9. The automatic ultrasonic welding workpiece transfer robot as claimed in claim 8, wherein a workpiece front jaw groove (81) is formed in an upper portion of the workpiece front jaw (8), a workpiece rear jaw groove (91) is formed in an upper portion of the workpiece rear jaw (9), the workpiece front jaw groove (81) and the workpiece rear jaw groove (91) correspond to each other, one end of the front crank arm (74) extends into the workpiece front jaw groove (81) and is hinged to an upper portion of the workpiece front jaw (8) at a position of the workpiece front jaw groove (81), and one end of the rear crank arm (76) extends into the workpiece rear jaw groove (91) and is hinged to an upper portion of the workpiece rear jaw (9) at a position of the workpiece rear jaw groove (91); a front workpiece clamping jaw sliding sleeve (82) is arranged on the upper part of the front workpiece clamping jaw (8) and at positions corresponding to the pair of upper workpiece clamping jaw sliding bars (77) and the pair of lower workpiece clamping jaw sliding bars (78), a rear workpiece clamping jaw sliding sleeve (92) is arranged on the upper part of the rear workpiece clamping jaw (9) and at positions corresponding to the pair of upper workpiece clamping jaw sliding bars (77) and the pair of lower workpiece clamping jaw sliding bars (78), and the front workpiece clamping jaw sliding sleeve (82) and the rear workpiece clamping jaw sliding sleeve (92) are in sliding fit with the pair of upper workpiece clamping jaw sliding bars (77) and the pair of lower workpiece clamping jaw sliding bars (78).
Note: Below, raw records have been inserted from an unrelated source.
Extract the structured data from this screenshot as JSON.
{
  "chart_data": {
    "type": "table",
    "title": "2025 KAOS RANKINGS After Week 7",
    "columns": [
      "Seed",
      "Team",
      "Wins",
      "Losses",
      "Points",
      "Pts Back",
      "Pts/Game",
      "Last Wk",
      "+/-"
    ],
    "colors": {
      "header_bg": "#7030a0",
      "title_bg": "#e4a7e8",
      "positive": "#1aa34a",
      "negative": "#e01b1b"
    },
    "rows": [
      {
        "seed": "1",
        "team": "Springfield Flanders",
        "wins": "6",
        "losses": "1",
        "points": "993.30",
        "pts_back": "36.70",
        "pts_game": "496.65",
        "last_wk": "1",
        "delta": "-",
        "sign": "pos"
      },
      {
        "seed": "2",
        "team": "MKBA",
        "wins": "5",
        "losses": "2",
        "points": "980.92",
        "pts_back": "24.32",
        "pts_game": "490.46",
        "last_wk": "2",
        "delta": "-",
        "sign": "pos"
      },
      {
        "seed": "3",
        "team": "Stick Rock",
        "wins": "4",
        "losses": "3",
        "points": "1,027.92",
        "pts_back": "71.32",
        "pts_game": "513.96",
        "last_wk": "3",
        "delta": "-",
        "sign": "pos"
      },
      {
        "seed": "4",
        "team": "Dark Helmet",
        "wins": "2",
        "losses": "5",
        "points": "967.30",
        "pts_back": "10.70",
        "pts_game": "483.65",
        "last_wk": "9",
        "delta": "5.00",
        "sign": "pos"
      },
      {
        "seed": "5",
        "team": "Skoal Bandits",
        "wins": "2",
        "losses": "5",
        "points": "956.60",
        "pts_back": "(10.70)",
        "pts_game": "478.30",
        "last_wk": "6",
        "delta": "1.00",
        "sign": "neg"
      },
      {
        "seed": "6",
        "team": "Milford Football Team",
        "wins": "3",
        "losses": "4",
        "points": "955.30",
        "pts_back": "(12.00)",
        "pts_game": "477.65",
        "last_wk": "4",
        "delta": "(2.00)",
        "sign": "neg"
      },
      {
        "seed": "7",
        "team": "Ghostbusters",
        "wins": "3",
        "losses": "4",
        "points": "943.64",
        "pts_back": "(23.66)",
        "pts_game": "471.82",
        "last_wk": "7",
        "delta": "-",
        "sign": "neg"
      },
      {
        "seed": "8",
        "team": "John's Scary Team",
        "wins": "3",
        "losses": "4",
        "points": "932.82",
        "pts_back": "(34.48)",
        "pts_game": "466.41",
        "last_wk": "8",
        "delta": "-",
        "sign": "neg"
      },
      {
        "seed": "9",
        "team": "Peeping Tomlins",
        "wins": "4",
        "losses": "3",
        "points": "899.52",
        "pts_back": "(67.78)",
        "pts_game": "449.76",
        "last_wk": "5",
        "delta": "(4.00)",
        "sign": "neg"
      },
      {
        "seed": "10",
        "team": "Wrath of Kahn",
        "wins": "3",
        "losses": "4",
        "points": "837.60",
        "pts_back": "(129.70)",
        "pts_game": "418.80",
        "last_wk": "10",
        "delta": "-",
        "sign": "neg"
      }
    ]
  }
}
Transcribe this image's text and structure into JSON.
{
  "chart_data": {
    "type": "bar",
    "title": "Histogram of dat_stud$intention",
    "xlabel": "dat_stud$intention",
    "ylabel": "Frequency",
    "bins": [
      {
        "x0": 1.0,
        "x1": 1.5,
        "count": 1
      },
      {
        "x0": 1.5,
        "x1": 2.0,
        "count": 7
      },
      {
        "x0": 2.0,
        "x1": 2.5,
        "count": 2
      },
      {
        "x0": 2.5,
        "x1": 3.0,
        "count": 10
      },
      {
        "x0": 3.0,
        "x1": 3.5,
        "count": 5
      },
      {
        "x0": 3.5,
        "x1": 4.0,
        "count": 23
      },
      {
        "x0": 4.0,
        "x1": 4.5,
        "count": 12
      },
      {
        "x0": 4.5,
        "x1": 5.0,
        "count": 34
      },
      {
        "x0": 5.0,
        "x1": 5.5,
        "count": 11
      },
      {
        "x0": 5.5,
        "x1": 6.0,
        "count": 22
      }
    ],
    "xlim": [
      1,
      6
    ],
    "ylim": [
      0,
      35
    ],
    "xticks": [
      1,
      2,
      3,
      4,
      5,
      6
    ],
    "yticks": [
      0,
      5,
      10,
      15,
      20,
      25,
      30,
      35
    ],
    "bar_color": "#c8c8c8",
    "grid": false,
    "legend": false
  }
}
10. The automatic ultrasonic welding workpiece transfer robot as claimed in claim 8, wherein the workpiece pressing and holding mechanism (20) comprises a workpiece pressing and holding floating plate holder (201), a workpiece pressing and holding floating plate (202) and a set of floating plate guide rods (203), the workpiece pressing and holding floating plate holder (201) is disposed in the workpiece jaw holder cavity (61) at a position corresponding to the lower portion of the pair of workpiece jaw lower guide rods (78), and the left end of the workpiece pressing and holding floating plate holder (201) is fixed to the left cavity wall of the workpiece jaw holder cavity (61), while the right end is configured as a horizontal cantilever end, a floating plate guide rod sliding hole having the same number as the set of floating plate guide rods (203) is disposed at a position corresponding to the set of floating plate guide rods (203), a set of floating plate guide rods sliding guide sleeve (2011) is disposed in the set of floating plate guide rods sliding hole, the set of floating plate (203) is slidingly matched with the floating plate guide sleeve (2011) up and down, the workpiece pressing and holding floating plate guide rods (202) are disposed at a position corresponding to the set of floating plate pressing and holding floating plate guide rods (203) on one side of the upper pressing and holding floating plate holder (201) at a position corresponding to the set of floating plate pressing and holding floating plate guide rods (203), while the lower end is supported on the side of the workpiece-holding floating plate (202) facing upward, the workpiece-holding floating plate (202) corresponding between the lower portions of the workpiece front clamping jaw (8) and the workpiece rear clamping jaw (9).